Having a label imprint

I’m so thrilled to be working with Hopeless on this. They basically have given me the resources and then the reins to the carriage. They gave me this little subsidiary imprint so I could call the shots and make my own creative decisions and hopefully be able to pay that co-sign forward to bands in the future. That’s sort of the next thing once this record gets off the ground, is to start figuring out how to sign bands and curate an imprint that has a sound and has impact, hopefully. But [at Hopeless], it’s working at a level that I’ve never been afforded an opportunity to work at. They’ve let me run with my ideas, as you know from the slime-dump video [laughs], and they’ve been total cheerleaders the whole way.

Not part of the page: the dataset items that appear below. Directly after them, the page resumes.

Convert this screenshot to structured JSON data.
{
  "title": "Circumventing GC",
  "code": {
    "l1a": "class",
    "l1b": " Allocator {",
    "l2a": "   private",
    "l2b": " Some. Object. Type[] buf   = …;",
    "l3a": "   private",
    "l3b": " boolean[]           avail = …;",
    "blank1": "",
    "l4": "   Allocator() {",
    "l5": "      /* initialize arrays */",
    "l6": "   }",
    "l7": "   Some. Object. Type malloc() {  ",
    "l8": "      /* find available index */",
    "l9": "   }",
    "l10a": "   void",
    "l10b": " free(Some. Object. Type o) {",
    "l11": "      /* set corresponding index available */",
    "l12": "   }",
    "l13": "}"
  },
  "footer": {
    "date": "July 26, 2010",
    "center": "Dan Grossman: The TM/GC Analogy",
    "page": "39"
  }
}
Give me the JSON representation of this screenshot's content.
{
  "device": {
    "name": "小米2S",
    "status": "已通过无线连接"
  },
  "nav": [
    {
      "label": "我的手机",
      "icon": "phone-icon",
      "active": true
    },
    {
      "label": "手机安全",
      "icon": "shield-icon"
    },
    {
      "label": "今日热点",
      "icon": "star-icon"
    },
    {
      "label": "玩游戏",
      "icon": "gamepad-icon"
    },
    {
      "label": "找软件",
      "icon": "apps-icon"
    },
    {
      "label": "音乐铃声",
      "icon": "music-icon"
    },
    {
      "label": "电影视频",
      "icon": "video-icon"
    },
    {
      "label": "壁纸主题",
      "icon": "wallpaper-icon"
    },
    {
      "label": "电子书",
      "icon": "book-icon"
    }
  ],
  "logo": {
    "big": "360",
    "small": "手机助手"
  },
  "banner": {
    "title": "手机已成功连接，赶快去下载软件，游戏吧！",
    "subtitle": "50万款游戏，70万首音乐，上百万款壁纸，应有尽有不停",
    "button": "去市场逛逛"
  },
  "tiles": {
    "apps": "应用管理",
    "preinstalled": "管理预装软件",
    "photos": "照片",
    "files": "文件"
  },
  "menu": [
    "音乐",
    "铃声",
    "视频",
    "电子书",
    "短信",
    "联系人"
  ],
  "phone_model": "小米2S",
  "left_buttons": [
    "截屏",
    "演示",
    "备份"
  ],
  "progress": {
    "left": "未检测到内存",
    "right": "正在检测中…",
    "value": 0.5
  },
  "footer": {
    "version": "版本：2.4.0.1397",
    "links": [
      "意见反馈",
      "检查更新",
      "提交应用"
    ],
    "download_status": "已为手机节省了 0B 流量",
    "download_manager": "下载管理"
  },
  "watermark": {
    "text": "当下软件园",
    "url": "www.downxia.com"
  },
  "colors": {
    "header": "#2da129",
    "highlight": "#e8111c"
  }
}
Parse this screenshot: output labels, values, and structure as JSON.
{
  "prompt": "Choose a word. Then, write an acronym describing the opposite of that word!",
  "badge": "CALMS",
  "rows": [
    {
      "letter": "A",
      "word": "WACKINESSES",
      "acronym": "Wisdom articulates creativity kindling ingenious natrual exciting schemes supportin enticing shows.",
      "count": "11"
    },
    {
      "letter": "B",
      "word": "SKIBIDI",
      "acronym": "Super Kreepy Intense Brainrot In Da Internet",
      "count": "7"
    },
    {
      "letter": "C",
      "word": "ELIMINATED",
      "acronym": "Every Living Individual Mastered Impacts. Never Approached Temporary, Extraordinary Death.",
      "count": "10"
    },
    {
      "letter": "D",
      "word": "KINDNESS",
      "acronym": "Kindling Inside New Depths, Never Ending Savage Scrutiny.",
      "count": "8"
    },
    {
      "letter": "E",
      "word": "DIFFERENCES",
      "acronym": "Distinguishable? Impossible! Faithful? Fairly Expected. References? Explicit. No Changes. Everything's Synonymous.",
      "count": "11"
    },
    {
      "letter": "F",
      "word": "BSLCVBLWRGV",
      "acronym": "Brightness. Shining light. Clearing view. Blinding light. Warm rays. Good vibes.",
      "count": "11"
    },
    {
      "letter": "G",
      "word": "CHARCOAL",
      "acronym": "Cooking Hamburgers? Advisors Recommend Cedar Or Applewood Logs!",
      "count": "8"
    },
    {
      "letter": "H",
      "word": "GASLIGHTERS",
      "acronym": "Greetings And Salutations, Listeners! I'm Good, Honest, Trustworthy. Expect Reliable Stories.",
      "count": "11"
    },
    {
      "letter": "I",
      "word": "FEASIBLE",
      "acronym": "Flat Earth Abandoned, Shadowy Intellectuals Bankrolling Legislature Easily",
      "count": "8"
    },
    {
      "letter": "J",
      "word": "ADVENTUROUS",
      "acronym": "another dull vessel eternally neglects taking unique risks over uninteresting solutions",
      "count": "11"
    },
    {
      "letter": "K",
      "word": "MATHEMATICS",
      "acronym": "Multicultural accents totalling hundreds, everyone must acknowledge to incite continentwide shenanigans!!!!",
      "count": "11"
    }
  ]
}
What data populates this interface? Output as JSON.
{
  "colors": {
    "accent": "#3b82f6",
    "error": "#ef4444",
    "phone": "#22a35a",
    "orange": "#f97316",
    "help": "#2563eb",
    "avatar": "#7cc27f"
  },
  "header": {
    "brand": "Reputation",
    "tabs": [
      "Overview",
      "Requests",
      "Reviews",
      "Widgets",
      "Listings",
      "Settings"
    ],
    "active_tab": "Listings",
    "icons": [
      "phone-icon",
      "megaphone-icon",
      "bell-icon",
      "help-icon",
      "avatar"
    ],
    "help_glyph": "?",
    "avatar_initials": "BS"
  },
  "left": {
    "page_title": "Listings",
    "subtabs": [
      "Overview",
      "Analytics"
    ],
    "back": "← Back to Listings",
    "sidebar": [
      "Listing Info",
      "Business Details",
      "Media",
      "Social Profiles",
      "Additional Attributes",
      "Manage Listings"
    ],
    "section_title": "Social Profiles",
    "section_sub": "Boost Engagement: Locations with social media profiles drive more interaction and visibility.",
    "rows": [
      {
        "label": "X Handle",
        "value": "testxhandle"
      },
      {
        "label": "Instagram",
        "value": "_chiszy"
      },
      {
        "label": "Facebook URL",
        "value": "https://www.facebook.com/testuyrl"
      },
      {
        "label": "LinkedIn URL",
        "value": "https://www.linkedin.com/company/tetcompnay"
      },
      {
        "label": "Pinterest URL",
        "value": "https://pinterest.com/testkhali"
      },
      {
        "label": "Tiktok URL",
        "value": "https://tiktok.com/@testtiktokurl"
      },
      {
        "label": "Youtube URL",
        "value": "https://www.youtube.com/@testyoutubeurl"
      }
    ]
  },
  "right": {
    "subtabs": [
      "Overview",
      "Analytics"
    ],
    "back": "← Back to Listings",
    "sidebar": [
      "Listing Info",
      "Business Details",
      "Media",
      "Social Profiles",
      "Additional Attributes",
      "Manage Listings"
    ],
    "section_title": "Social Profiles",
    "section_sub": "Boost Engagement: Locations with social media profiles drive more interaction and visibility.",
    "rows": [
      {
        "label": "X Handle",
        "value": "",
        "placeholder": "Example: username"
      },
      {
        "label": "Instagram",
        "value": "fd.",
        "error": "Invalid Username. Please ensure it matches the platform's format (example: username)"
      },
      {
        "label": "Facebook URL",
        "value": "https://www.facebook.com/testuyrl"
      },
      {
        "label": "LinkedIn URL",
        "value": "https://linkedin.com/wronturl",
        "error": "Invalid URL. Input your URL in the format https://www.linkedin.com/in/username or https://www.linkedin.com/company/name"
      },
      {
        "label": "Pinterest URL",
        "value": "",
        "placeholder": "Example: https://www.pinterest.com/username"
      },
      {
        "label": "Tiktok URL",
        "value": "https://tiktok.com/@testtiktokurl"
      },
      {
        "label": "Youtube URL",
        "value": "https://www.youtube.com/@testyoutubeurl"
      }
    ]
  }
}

It’s still taking shape in my mind, [but] I’d love for my production world [to] be in tandem with the imprint. I would like to sign bands that are and are not produced by me. I’d love to just cast a net toward music I like, whether or not I’ve worked on it, but I think one thing does inherently feed the other. I hope that, in any context, I can be a creative as well as administrative shoulder for people to lean on.

Her mother, to whom Let Me Do One More is dedicated

Obviously, this record is not about [my mother’s death] because it was written far before, but it’s sort of the unavoidable truth of my reality right now and my life. Especially at the time when I was putting together the liner notes, it felt very trite to me to not acknowledge that, even though I haven’t really acknowledged that yet in my own songwriting. Free I.H came out in a whirlwind — you know, it came out the day after my mom passed away, and I just, for weeks, didn’t interact with what was happening behind it online. I gave the keys over to the managers, and I was like, “Do what has to be done. I don’t care anymore.” I [felt], for obvious reasons, blocked. So it was really hard for me to wrap my brain around putting out music again. In a lot of ways, I think the magic of the world has faded in the wake of that, and I’m trying now to sort of put my life back together, and — I don’t know. Every day I wake up feeling differently about it, but that was what felt real and what felt important for me to say, as far as the timeline of these crazy two releases.

This interview has been edited and condensed for clarity.